I Will Be Your Umbrella When It Rains




Rainy Season







The Spring rains are upon us after a Winter that barely showed its face. I never thought I would find myself missing snow, but I did. Not the single solitary inch that disappears in a day or two. I missed the blowing, drifting, piling up snowflakes that make me happy to be indoors, warm by the fire and content to be still. The hypnotic rhythm of the wind and the view of the wild wilderness stirs me to write.

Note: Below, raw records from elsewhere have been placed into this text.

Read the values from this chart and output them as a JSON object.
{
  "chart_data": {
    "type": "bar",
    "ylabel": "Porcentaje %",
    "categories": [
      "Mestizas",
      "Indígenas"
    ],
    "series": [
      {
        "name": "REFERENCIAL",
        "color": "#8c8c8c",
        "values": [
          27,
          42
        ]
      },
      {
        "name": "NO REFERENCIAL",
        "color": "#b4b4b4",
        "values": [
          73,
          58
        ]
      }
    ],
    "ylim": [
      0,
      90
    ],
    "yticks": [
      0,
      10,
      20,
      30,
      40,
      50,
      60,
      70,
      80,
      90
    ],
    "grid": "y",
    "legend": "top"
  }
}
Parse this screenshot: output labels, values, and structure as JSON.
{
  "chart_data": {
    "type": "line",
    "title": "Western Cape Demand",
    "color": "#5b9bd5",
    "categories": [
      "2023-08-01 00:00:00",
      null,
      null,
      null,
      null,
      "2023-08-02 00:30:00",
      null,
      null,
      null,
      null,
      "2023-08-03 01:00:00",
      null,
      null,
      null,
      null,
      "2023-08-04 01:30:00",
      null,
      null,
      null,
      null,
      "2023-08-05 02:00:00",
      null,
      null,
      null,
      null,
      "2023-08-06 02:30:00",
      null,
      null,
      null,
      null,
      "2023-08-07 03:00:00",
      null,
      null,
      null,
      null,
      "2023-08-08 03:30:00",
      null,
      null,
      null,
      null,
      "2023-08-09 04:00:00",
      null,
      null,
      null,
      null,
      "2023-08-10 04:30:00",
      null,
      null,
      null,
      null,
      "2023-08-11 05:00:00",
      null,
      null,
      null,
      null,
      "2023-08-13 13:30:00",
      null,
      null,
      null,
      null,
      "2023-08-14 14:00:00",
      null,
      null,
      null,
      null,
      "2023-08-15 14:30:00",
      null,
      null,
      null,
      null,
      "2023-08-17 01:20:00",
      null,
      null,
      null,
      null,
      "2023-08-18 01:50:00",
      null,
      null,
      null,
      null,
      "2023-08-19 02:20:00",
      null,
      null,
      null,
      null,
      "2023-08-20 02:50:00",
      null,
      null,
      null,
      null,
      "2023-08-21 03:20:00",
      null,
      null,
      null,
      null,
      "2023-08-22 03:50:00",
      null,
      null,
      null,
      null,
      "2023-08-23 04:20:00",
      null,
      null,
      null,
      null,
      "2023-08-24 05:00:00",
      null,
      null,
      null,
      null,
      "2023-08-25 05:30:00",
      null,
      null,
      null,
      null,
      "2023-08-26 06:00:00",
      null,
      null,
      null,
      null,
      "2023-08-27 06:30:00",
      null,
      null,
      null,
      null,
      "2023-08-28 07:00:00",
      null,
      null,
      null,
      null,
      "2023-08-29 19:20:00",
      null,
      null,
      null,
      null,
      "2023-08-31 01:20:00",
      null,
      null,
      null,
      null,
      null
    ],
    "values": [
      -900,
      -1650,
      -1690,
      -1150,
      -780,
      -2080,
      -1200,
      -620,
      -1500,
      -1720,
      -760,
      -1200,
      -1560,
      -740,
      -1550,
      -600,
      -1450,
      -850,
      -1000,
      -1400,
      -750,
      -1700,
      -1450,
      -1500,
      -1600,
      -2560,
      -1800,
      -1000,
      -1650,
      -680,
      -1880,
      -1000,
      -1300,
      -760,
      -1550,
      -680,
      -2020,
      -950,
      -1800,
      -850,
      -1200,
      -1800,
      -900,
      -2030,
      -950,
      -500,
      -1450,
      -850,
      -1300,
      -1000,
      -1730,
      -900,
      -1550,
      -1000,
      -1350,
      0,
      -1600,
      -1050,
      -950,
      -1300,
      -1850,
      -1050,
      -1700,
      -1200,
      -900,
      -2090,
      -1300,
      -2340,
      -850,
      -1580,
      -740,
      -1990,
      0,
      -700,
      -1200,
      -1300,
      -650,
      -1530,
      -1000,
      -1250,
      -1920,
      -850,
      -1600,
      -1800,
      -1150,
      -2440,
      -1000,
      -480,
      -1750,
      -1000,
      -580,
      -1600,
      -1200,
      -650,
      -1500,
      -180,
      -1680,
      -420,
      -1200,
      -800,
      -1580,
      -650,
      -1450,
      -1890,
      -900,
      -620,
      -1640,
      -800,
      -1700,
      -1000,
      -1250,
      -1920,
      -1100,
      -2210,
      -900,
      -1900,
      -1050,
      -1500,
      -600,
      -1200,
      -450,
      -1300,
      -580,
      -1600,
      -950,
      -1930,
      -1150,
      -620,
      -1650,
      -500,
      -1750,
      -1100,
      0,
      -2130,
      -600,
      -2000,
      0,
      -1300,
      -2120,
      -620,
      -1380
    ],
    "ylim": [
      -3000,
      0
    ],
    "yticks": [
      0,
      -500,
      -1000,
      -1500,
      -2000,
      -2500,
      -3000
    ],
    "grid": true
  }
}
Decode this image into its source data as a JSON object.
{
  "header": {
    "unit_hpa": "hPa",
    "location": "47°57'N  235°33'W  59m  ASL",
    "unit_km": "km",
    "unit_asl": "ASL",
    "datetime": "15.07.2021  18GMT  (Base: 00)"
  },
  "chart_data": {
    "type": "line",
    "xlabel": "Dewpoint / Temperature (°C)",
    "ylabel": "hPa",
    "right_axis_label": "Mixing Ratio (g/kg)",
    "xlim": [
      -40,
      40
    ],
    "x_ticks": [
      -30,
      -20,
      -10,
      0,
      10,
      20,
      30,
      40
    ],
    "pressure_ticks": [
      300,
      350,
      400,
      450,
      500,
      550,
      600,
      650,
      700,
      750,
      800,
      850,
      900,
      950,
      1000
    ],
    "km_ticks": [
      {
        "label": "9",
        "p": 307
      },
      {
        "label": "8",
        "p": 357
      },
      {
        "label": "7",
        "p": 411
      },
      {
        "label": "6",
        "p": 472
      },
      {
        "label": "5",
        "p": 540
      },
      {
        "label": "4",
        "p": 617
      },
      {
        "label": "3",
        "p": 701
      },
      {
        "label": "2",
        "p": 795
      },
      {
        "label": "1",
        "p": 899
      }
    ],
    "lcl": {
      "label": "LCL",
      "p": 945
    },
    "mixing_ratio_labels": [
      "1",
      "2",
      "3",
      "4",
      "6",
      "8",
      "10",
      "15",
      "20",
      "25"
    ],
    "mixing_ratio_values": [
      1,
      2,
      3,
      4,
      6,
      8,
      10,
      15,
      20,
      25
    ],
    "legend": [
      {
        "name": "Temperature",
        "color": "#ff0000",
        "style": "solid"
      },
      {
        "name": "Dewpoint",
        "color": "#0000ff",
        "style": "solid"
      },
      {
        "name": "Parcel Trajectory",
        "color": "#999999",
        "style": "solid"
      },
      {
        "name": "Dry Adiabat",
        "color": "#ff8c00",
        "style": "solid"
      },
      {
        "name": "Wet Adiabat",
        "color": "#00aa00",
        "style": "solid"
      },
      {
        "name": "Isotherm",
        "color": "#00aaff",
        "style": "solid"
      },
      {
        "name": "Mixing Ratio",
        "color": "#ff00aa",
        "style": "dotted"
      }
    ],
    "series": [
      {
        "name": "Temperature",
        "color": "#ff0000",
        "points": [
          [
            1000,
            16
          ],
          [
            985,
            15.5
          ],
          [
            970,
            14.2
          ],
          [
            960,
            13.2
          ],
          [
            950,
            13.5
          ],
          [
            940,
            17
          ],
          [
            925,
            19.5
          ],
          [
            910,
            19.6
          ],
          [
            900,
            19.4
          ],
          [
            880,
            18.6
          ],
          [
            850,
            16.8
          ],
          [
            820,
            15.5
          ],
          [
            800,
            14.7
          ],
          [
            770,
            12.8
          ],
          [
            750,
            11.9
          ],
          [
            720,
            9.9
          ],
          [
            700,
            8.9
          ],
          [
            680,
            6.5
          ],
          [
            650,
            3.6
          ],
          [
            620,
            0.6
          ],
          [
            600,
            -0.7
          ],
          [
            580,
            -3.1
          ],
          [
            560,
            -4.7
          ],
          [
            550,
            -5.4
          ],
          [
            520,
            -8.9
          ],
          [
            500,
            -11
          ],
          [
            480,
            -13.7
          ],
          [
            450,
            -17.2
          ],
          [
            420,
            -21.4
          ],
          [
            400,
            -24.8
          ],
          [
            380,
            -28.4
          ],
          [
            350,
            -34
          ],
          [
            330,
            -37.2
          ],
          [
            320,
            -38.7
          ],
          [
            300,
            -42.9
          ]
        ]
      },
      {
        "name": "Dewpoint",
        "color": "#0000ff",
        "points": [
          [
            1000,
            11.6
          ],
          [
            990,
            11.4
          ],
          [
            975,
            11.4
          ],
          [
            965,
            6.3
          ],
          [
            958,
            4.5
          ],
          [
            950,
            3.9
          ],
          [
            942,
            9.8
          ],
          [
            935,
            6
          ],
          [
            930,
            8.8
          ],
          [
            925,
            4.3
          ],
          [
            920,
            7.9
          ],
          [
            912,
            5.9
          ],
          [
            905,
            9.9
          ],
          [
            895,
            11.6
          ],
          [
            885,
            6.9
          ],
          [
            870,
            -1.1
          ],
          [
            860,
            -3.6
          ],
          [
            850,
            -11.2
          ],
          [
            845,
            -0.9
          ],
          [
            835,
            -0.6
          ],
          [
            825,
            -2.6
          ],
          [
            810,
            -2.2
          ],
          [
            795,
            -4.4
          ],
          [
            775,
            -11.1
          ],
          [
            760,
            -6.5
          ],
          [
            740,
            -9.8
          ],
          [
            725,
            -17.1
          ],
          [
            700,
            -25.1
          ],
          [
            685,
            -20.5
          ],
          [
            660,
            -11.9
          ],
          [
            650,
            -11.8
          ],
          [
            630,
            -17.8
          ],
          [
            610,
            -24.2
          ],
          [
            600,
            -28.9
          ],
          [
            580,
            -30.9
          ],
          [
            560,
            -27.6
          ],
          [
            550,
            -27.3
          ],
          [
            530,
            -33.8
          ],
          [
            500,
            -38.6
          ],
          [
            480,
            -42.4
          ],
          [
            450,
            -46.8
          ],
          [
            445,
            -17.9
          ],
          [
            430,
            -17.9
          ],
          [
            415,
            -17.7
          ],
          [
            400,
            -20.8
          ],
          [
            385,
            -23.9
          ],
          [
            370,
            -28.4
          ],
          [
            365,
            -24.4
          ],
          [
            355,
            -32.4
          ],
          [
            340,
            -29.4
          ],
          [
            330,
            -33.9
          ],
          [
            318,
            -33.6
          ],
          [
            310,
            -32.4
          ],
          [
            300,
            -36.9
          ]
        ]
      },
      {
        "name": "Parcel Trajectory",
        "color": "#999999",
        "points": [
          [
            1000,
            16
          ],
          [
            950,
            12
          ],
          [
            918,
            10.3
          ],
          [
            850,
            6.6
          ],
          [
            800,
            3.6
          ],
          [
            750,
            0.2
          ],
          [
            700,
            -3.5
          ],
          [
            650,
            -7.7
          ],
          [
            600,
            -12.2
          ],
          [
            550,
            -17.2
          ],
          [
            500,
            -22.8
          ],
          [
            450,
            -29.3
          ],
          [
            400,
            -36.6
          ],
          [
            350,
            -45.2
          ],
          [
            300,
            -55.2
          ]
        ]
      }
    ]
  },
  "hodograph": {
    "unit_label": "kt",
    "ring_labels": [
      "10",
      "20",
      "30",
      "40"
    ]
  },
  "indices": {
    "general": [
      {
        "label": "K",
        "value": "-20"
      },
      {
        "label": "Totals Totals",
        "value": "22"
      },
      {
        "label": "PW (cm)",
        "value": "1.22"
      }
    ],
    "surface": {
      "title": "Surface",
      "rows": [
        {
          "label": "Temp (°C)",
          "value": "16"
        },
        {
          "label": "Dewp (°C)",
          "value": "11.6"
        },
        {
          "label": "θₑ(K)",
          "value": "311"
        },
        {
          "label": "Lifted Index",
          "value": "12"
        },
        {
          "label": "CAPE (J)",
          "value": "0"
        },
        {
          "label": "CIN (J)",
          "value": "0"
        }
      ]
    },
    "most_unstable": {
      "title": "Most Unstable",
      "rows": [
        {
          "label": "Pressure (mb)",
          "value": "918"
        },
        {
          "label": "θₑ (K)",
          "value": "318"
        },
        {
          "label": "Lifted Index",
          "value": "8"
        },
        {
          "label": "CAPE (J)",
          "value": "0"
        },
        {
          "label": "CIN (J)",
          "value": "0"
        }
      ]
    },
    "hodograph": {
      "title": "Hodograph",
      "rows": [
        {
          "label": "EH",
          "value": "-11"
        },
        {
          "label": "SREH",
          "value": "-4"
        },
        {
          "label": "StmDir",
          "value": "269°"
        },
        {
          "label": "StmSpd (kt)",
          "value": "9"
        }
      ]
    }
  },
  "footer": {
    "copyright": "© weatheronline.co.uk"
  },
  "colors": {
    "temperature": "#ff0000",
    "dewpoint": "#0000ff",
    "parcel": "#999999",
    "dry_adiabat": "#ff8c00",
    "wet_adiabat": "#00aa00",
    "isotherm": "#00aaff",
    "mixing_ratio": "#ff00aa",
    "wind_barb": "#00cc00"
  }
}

To be alone with my own thoughts. 

So it is with the rain. A gentle shower, followed by a peek of sun, is a tease. I prefer the hard pelting of raindrops, starting slowly like a drippy faucet, then building into a crescendo of rushing torrents flailing against the side of the house. A flash of lightning and a rumble of thunder like a symphonic clash of cymbals and the beat of a drum. Rivulets of water rush past my adirondack chairs and there are moments when I can barely see the trees through the curtain of rain.

Errands can wait.

Chores postponed.

Lists ignored.

A good excuse.

A reason to be still.

To be alone with my thoughts. 

How easy it is to become so self-centered that what we wish for, we assume everyone else will desire. Or to think that we can control the universe, one minute at a time. One drop of rain or a snowflake on our whim. Lost in our own perspective, and lost to the wants and needs of others.

What is my thunderstorm, may be someone else's flood. My wish for the rains to cease may clash with another's wish for the drought to end.

Everything we do, regardless of our own awareness,

affects the lives of others. 

Years ago, I found a book. Dressed in a simple blue jacket, with a picture of a young girl, face framed by a straw hat, on its cover. The title of the book, Out of the Dust. The author, Karen Hesse.

The story setting is Oklahoma during the Great Depression, 
amid the choking and desolate Dust Bowl years.

It is a moving and difficult read, but a tale of triumph of the human spirit.

I found it tucked away on my shelf here beside me,
as the rain rinsed the windows in my studio.

I was in a pacing mood today. Back and forth. Stopping and starting like a hiccup. Radio blaring. Finger tapping, knee bouncing ennui. I watched the sun go down and couldn't settle. So I sat on the floor to organize my book shelf and there was the little blue book. My bookmark, a postcard from London, tucked neatly inside.

"I miss you all".

A memory came back softly to greet me. A memory of a time before, when like tonight, I sat quietly with myself and wrote. I pulled out my portfolio book, and found what I had written, back when the longing to write, was simply a seed in the palm of my hand.

After no rain, the ground becomes hard,
The drought leaves no mark on the soil.
Clouds may gather and tiny drops fall.
The earth remains a skeptic 
and the drops roll away.
Bringing no softening of the earth.
And if the rain should fall in heavy thunderous waves
The Soil, untrusting, may yet refuse to yield
Letting the moisture run in rivers
Absorbing nothing.
Only the steadiness of a soft continuous shower
Gently seeping into the parched cracks,
Will coax the earth to soften and let go
To allow the healing to begin,
So that once again seeds will sprout
And flowers will grow.
Only when the rain promises to return
When needed
When asked
Only then will the ground once again
Return the favor with softness underfoot 
And the sight of new beginnings.
Till then whether drops or deluge
The landscape remains the same
And the dust continues to blow.
If left too long, memories die
Hardened by the waiting,
For the ground stood firm,
It was the rain that refused to come. 

Please remember, as I've told you before...

And in the meantime, I have an umbrella you may borrow,
and I'd be glad to water your flowers when you're away.